There is a big mess right now, there are a lot of antipiracy lawsuits and so one of the big hacking communities out there has decided that they would purposely try to shut down the websites of law firms trying to sew pirates; so be they right or wrong – I am not getting on the middle, but basically they are trying to take those websites down, they are trying to do damage to those websites, so they are not trying to steal information, impersonate anybody – this is just a sort of fisticuffs of the digital world.
3. Hacking for fun
Final reason people do hacking – this might sound strange, but that is true: a lot of people do it for fun, so it is just like when I was teenager people played Myst, just like people do Sudoku or crosswords puzzles or math problems, a lot of people find it very fun to hack systems.
A lot of people that have tried to hack the Department of Defense or Pentagon actually have not been doing this to learn how atomic bomb is created. They do it really a lot of times – basically to see if they can, it is like winning the next level of a video game, except that if caught they go to prison.

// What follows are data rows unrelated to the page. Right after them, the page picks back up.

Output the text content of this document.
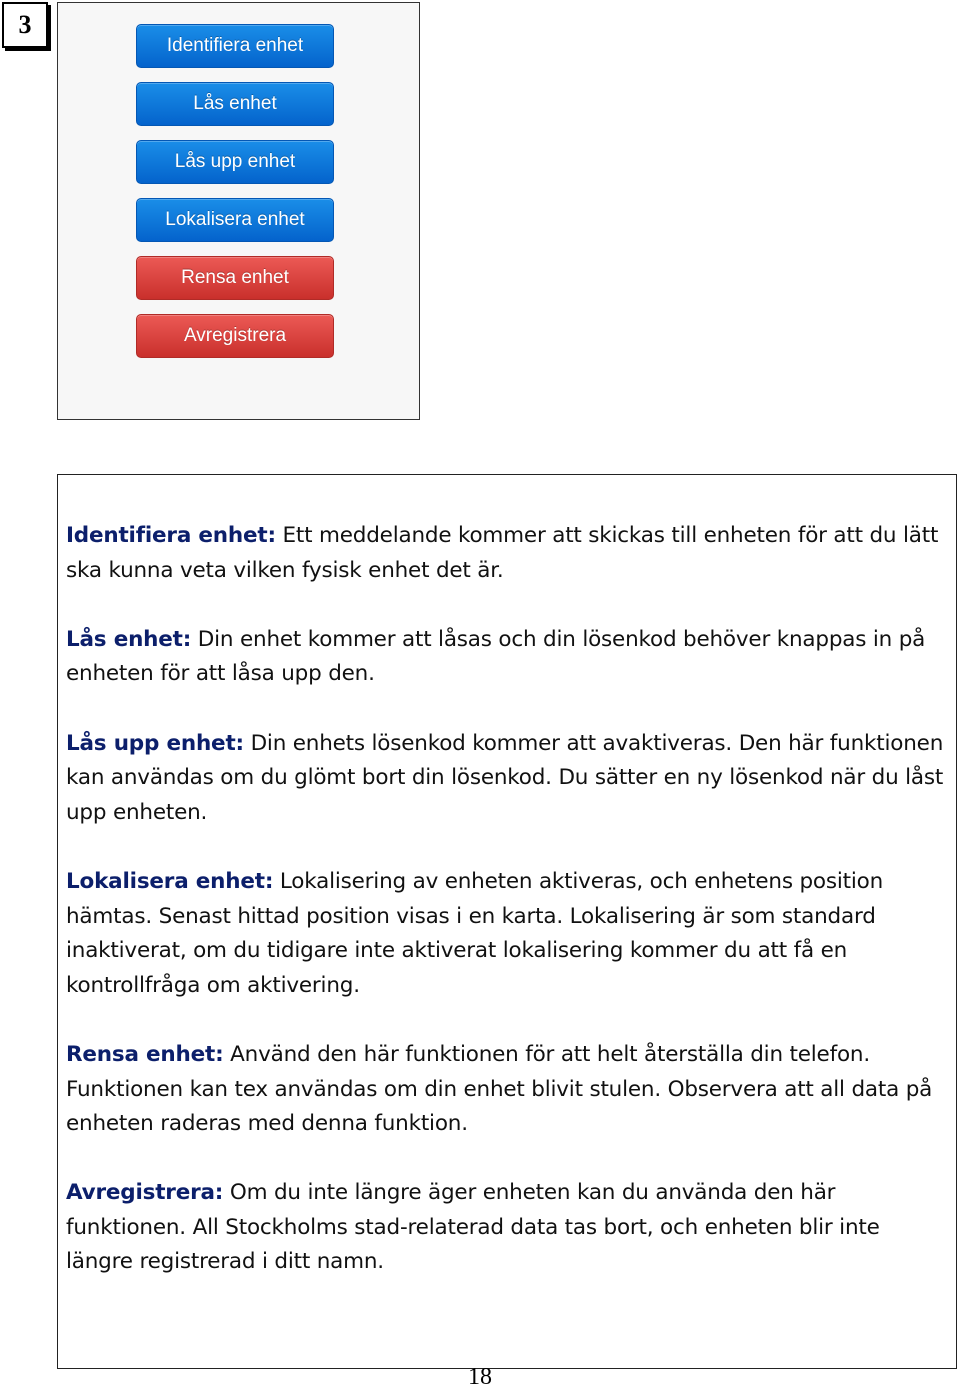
3
Identifiera enhet
Lås enhet
Lås upp enhet
Lokalisera enhet
Rensa enhet
Avregistrera

Identifiera enhet: Ett meddelande kommer att skickas till enheten för att du lätt ska kunna veta vilken fysisk enhet det är.

Lås enhet: Din enhet kommer att låsas och din lösenkod behöver knappas in på enheten för att låsa upp den.

Lås upp enhet: Din enhets lösenkod kommer att avaktiveras. Den här funktionen kan användas om du glömt bort din lösenkod. Du sätter en ny lösenkod när du låst upp enheten.

Lokalisera enhet: Lokalisering av enheten aktiveras, och enhetens position hämtas. Senast hittad position visas i en karta. Lokalisering är som standard inaktiverat, om du tidigare inte aktiverat lokalisering kommer du att få en kontrollfråga om aktivering.

Rensa enhet: Använd den här funktionen för att helt återställa din telefon. Funktionen kan tex användas om din enhet blivit stulen. Observera att all data på enheten raderas med denna funktion.

Avregistrera: Om du inte längre äger enheten kan du använda den här funktionen. All Stockholms stad-relaterad data tas bort, och enheten blir inte längre registrerad i ditt namn.

18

So, a lot of people actually do hacking for fun.
Basically, as I have said, hacking is simply a non-conventional way of interacting with systems.
There are black hats, grey hats, white hats.
Black hats are evil, white hats are “good”, grey hats are all the rest of us.
Again, if you have heard of ethical hacking that implies white hacking, doing it for good. I think there is a lot of crap, it is but a marketing concept.
The levels of hacking include:
– a PC science, guys that can create viruses, malware etc.
– technicians that can use software and systems already created
– finally there are script kiddies
The reasons include:
– acquiring data
– or just for fun
That is who hackers are and what hacking is.